Moq Baby's Bigger Britches
Iraq's government and U.S. forces (sorry to assert such an obviously blurry distinction) are reportedly now in negotiations with Moqtada al Sadr in Najaf. And they are probably negotiating for the same reason there was a stalemate in Fallujah: while it may take only a handful of U.S. casualties to bring Iraq back into the headlines, pursuing significant hostilities in urban areas with U.S. force-protection still the number one priority is likely to result in a lot of Iraqi noncombatant deaths, and massacres always have headline potential unless it's in some blasted backwater where the U.S. is only tangentially involved.
Can Moq Baby squeak through? It's time to do the math again.
In general, uprooting any insurgency takes about 10 times as many troops as the insurgency has. (I've heard that an urban insurgency shifts that weighting against the insurgents, but I've also heard it argued the other way when you consider the political costs of inflicting noncombatant massacres.)
Shi'ites are about 60% of Iraq's 25 million population. Call it 14 million.
For Anglo-American forces plus some hangers-on, you've got a headcount of maybe 150,000. Let's be optimistic and say that Iraqi troop numbers are EFFECTIVELY up to the same level, giving you a nice round 300,000.
So how many armed insurgents does Moqtada need counterbalance that number? About 30,000, or about one Shi'ite Iraqi out of 500.
Is there a natural recruiting base?
In recent polls, only about 2-3% of Shi'ites said that Moq Baby would make a fine leader for Iraq, at least compared to what's currently on offer. 2-3% sounds small, but it's still a recruiting base with at least 250,000 Iraqi Shi'ites for President Moq Baby, among whom there must be at least 50,000-70,000 men of fighting age. And among those men you'll have some seasoned veterans of the Iran-Iraq war and Gulf War I.

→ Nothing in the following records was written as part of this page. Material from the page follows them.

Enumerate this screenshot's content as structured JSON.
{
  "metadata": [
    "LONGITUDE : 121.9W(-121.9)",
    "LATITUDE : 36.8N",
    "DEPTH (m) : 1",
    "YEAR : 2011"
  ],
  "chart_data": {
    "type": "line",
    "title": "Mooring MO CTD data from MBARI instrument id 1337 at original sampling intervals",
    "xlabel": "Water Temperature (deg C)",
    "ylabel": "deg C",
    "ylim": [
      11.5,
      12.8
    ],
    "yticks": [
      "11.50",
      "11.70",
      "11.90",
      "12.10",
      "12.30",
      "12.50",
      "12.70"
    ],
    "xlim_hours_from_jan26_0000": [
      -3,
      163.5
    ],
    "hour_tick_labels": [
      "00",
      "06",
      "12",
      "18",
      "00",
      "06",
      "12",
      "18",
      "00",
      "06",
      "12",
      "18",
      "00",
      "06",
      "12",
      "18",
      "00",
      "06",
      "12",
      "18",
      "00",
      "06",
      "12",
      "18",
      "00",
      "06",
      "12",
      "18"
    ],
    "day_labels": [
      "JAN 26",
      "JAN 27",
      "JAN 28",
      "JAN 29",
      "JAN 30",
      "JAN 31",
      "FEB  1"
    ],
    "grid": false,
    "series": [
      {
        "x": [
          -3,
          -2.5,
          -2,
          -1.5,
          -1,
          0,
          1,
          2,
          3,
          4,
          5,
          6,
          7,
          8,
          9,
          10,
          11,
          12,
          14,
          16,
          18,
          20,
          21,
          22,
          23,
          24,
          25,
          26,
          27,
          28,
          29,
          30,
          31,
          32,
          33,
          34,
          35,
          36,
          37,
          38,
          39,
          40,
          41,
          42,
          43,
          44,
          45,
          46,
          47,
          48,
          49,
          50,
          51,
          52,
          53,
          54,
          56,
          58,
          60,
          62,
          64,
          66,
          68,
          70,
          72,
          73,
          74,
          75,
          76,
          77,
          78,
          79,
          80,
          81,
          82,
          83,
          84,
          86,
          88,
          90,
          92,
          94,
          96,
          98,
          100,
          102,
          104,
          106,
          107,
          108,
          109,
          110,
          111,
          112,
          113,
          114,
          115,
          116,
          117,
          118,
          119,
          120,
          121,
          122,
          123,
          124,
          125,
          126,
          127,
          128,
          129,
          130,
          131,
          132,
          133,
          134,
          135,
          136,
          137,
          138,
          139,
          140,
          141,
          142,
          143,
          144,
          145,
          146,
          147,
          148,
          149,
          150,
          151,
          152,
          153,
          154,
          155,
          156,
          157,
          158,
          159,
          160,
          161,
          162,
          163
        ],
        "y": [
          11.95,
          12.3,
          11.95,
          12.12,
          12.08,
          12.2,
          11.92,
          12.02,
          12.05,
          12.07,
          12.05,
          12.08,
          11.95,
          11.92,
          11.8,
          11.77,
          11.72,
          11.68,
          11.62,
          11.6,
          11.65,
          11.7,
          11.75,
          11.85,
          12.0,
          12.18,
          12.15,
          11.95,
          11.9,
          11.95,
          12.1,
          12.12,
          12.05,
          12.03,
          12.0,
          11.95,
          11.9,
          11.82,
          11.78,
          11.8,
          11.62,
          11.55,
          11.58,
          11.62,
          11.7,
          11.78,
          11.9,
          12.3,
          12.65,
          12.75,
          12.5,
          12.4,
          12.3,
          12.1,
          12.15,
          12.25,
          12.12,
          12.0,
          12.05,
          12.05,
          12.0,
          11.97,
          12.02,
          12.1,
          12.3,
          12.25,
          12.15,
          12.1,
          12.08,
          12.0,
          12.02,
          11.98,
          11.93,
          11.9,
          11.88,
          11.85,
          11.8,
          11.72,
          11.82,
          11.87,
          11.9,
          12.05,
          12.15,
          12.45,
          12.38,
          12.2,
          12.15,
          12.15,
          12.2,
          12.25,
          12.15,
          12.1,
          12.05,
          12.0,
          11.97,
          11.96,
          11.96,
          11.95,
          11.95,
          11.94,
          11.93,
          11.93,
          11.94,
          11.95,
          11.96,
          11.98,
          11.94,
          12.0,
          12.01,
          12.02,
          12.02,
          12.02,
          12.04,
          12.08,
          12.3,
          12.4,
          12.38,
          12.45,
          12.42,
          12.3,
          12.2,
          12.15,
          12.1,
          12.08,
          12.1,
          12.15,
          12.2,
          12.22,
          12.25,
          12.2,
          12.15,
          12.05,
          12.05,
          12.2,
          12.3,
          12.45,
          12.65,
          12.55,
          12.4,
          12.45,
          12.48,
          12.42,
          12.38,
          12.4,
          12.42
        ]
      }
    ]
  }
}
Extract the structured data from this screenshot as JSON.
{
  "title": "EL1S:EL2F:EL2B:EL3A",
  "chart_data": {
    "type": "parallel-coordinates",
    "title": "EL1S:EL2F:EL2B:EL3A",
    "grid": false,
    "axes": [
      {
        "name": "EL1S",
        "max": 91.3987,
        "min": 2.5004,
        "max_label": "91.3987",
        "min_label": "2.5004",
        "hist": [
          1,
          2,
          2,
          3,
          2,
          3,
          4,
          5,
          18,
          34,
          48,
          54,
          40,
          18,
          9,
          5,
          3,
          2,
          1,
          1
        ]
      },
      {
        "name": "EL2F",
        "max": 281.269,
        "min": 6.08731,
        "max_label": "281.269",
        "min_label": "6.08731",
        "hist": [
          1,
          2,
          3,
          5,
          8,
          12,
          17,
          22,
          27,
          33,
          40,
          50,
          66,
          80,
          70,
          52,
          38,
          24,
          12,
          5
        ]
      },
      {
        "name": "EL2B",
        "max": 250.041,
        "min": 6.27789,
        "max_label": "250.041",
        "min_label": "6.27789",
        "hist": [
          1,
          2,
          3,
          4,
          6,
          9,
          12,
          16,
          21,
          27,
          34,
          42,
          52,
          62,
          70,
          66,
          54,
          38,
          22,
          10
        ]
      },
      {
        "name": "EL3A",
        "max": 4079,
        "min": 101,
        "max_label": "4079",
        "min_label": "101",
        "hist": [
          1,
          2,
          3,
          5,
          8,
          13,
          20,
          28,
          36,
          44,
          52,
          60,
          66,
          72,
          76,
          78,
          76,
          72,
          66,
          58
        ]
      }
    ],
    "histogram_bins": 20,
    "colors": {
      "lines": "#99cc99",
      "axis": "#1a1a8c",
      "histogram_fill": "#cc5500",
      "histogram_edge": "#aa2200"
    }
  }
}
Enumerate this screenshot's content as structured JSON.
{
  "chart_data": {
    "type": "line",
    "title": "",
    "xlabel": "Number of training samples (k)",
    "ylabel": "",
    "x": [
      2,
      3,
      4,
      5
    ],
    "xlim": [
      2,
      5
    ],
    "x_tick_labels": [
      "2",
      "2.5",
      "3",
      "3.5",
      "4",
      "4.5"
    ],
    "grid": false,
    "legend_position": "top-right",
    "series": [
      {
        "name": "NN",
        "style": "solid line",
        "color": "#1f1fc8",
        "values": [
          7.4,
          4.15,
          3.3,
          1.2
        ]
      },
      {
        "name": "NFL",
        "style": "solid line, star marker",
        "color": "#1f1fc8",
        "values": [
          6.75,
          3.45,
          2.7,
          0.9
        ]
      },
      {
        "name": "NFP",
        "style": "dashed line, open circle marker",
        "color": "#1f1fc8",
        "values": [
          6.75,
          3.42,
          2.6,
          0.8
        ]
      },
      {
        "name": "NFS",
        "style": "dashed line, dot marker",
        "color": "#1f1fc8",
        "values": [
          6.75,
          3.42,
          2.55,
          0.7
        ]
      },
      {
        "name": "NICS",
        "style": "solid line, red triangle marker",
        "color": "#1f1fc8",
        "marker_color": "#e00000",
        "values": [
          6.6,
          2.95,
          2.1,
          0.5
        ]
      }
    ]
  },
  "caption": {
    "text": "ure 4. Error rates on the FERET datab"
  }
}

If Moq Baby can sign up as many as half that number to actually fight (small-arms supply being no real problem in a country with one gun per household on average), and if he encounters relatively little resistance to his militias from the population centers they control, he's got both the Occupation troops and Iraq's army at a virtual standstill. Will he encounter much domestic resistance? Quite a few Iraqi Shi'ites profess sympathy with his goals, even if they don't see him as a presidential material. They may make that time-honored Old-Boss-New-Boss decision, even if they don't like him much.
At which point I - and everyone else - will not be able to call him Moq Baby anymore.
I haven't check my math carefully, but I think I've mostly made some conservative estimates. Bonus point exercise for the alert reader: on the Sunni resistance side, figure out how many years the resistance can run if it pays 10,000 fighters twice the current average Iraqi man's income from a treasury starting with only 1% of Saddam's former personal wealth, assuming no other sources of income (not even hostage ransom.)